Emergencies: NASA: ISS debris hits house in Florida

Emergencies
NASA: ISS debris hits house in Florida

A recovered piece of space junk that came from the International Space Station. photo

© NASA/dpa

A few weeks ago, a discarded battery pack from the ISS space station burned up over Central America – but not completely. It has now been confirmed that one part even hit a house.

The impending crash caused quite a stir in March, but now it’s clear: part of a discarded battery pack from the space station ISS hit a building in the USA. A house in Naples, Florida, was affected, NASA said. The US space agency thus confirmed the suspicions of the homeowner, who had reported the impact in his home in March.

The battery pack largely burned up over Central America at the beginning of March, and small pieces of debris fell into the sea in a corridor between Guatemala and Florida. The pallet had previously flown over Germany at an altitude of 139 kilometers, as the Bundeswehr Space Situation Center announced.

The man in Naples had contacted an astronomer on the online platform X (formerly Twitter) who had posted about the ISS debris entering the atmosphere. Apparently one of the parts ended up in his house, wrote Alejandro Otero on X. He also posted pictures of a piece of metal – and of holes in the roof and ceiling. “Break through my roof and go through 2 floors. Almost hit my son,” he wrote, asking the scientist to contact NASA.
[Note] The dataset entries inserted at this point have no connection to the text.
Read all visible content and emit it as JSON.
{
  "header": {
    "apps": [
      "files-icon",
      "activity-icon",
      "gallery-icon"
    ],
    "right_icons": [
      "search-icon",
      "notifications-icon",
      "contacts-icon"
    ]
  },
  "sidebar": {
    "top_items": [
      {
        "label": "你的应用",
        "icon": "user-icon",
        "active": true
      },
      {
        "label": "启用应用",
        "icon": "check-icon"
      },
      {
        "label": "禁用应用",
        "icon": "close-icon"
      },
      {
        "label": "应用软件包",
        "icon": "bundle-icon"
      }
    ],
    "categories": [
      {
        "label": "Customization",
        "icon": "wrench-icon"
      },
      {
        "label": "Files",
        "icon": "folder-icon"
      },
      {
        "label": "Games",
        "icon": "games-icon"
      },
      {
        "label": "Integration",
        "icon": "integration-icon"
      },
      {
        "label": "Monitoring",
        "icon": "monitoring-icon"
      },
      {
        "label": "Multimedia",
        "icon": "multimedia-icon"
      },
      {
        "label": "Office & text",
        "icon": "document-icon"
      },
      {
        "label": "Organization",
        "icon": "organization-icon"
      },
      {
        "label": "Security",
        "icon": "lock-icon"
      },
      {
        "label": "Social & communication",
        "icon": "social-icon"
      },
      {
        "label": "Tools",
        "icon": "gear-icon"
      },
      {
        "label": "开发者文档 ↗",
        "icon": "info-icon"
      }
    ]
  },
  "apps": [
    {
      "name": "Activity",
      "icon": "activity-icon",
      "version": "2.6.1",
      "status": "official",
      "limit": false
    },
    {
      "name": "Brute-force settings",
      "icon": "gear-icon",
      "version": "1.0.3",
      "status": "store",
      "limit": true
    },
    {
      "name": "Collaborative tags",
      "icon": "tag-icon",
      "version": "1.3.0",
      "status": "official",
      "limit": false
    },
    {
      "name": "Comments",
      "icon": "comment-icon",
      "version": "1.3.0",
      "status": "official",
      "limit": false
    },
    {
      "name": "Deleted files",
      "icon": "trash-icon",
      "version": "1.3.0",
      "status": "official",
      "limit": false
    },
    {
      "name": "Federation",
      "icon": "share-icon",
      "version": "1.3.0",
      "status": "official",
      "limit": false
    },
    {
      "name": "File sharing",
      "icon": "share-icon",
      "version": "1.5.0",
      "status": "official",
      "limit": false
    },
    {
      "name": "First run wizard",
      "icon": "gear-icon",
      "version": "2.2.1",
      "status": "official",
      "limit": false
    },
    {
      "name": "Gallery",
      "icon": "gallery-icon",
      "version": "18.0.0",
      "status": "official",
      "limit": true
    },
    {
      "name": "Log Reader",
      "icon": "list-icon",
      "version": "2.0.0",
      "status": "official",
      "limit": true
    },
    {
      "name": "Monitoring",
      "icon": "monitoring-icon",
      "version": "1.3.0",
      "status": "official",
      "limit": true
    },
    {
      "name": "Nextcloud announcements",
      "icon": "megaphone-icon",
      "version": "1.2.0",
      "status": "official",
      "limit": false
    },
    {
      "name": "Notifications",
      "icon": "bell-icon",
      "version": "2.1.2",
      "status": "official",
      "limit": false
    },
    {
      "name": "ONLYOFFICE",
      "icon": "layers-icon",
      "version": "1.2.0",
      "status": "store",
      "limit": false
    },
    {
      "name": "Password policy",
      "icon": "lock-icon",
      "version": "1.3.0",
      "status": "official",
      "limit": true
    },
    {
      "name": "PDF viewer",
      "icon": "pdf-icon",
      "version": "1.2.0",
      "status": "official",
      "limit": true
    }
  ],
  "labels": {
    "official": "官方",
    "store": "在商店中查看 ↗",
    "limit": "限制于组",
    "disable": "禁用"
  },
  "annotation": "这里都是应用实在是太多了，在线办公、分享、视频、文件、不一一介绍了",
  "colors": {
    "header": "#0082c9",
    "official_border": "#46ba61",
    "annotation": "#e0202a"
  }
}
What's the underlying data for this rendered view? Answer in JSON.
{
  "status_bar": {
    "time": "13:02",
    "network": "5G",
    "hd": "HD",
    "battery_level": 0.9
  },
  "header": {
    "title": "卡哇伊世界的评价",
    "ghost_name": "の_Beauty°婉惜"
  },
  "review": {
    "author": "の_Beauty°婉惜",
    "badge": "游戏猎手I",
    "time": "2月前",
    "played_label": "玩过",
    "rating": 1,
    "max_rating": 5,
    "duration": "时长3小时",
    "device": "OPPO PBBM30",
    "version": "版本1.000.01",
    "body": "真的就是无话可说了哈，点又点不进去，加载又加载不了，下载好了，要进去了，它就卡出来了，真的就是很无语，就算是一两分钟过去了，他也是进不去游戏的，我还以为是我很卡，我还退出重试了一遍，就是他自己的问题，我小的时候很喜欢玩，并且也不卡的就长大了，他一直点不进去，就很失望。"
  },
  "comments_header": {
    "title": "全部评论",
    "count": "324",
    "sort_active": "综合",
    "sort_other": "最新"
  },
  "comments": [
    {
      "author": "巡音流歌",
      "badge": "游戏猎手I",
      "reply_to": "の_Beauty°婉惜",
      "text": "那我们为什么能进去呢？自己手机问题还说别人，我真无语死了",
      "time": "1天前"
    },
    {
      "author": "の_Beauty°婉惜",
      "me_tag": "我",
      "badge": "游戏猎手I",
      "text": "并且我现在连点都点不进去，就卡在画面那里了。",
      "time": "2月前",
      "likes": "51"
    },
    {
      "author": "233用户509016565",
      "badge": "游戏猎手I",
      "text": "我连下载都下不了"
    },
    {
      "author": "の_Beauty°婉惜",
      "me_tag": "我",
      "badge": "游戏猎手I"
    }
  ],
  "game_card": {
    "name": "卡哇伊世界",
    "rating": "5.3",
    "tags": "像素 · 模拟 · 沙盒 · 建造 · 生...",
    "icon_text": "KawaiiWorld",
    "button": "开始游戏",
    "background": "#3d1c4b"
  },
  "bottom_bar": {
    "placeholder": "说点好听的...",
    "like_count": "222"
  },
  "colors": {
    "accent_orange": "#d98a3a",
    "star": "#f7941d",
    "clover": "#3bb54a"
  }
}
According to NASA, the space experts collected the piece and subjected it to analysis at the Kennedy Space Center in Florida. The origin was confirmed there. It is a part weighing around 725 grams and measuring around 10 centimeters in size made of the metal alloy Inconel.

Space debris is constantly entering the atmosphere

The battery pack was decoupled from the ISS in March 2021. The platform, which is about the size of a car and weighs around 2.6 tons, would later burn up in the Earth’s atmosphere – a common type of disposal in space travel. According to the European Space Agency (ESA), space debris entering the atmosphere happens all the time, as does individual fragments reaching the ground. No serious damage or injuries have been reported so far.

NASA will begin an investigation into how the piece of metal was able to survive entering the atmosphere, Monday’s blog post said. The US authority is committed to responsible use in Earth orbit. Their goal is to keep the risk to people on Earth as low as possible when taking necessary measures such as dropping objects from space.